In December, the Department of Transportation (DOT) Bureau of Transportation Statistics issued the 26th edition of its Transportation Statistics Annual Report (2020). This report identifies trends related to advancements in vehicle technology, ownership and safety.:

  • “Automated vehicle development is advancing across all transportation modes, with 38 jurisdictions permitting testing of driverless highway vehicles in 2018, more widespread autonomous port systems and ships, and the use of Positive Train Control systems.”
  • “The share of households with personal vehicles continues to rise, reaching about 91 percent of all households and more than 98 percent of households with workers in 2018.”
  • “Between 2010 and 2019, transportation deaths rose to a high of 39,751 in 2016 and then fell for 3 consecutive years to 38,203 in 2019. 2011 had the lowest number of transportation fatalities since 1949 at 34,568. An estimated 2.73 million people were injured from transportation accidents in 2018.”
  • “Given the fact that only 10 percent of passenger vehicle occupants do not use safety belts, it is notable that 47 percent of those killed in 2018 highway crashes were unrestrained compared to 13 percent among those who used restraints.”
  • “Speeding coupled with drinking is often a common factor in highway crashes. Some 37 percent of speeding drivers in fatal crashes were found to have been drinking compared to 15 percent among non-speeding drivers in fatal crashes.”
  • For more information: Transportation Statistics Annual Report 2020

The AAA Foundation for Traffic Safety found that even small increases in speed limits significantly increased the risk of injury or death to drivers and encouraged the use of engineering and traffic surveys when setting speed limits.

  • “Drivers often travel faster than posted speed limits, but when officials raise limits to match travel speeds, people still go faster. Today, 41 states allow 70 mph or higher speeds on some roadways, including eight states that have maximum speeds of 80 mph or more.”
  • “We conducted these crash tests to assess the effect of speeds on drivers and learned that a small increase could make a big difference on the harm to a human body.”
  • “At the 40 mph impact speed, there was minimal intrusion into the driver’s space. But at the 50 mph impact speed, there was noticeable deformation of the driver side door opening, dashboard and foot area. At 56 mph, the vehicle interior was significantly compromised, with the dummy’s sensors registering severe neck injuries and a likelihood of fractures to the long bones in the lower leg.”
  • “Speed limits should not be raised or lowered only to manipulate traffic volume on a particular roadway. States are urged to use engineering and traffic surveys when setting maximum speed limits.”
  • For more information: New crash tests show modest speed increases can have deadly consequences

A recent blog post from Warner Norcross + Judd provides considerations for suppliers if a warranty claim or cost recovery demand is received from a customer.

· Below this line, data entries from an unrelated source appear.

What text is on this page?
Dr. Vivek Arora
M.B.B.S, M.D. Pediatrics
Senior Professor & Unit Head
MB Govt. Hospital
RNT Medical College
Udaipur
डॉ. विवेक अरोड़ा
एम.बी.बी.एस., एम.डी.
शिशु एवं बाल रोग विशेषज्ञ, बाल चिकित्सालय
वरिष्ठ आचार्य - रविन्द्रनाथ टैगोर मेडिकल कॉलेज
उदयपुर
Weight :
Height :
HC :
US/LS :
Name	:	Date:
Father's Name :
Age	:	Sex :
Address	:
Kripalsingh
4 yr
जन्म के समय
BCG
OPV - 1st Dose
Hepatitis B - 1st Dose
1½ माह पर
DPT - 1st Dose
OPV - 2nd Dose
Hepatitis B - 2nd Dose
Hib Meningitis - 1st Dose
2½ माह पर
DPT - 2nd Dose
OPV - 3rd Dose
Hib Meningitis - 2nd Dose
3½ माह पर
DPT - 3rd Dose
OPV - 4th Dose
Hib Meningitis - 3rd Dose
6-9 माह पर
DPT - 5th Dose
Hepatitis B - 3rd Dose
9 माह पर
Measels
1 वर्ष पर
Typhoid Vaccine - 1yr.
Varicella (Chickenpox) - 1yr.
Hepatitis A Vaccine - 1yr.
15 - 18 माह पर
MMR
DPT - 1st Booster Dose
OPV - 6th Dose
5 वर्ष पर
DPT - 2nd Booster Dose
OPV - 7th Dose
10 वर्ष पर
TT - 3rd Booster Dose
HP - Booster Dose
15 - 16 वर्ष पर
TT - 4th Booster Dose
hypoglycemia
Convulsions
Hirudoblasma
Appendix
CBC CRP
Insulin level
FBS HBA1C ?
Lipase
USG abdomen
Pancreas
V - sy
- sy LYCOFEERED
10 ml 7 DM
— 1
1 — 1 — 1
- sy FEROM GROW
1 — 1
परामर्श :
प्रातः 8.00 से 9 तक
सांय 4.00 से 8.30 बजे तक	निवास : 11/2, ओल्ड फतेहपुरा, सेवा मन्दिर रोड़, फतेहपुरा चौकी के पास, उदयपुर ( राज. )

  • “The COVID-19 pandemic has exacerbated the likelihood of warranty claims, given the chaos that OEMs and suppliers have endured while trying to balance full production capacity amid product and labor shortages, strict government orders and other supply chain disruptions. These challenges, coupled with OEMs looking to offset their financial strife, may result in even more warranty claims in the future.”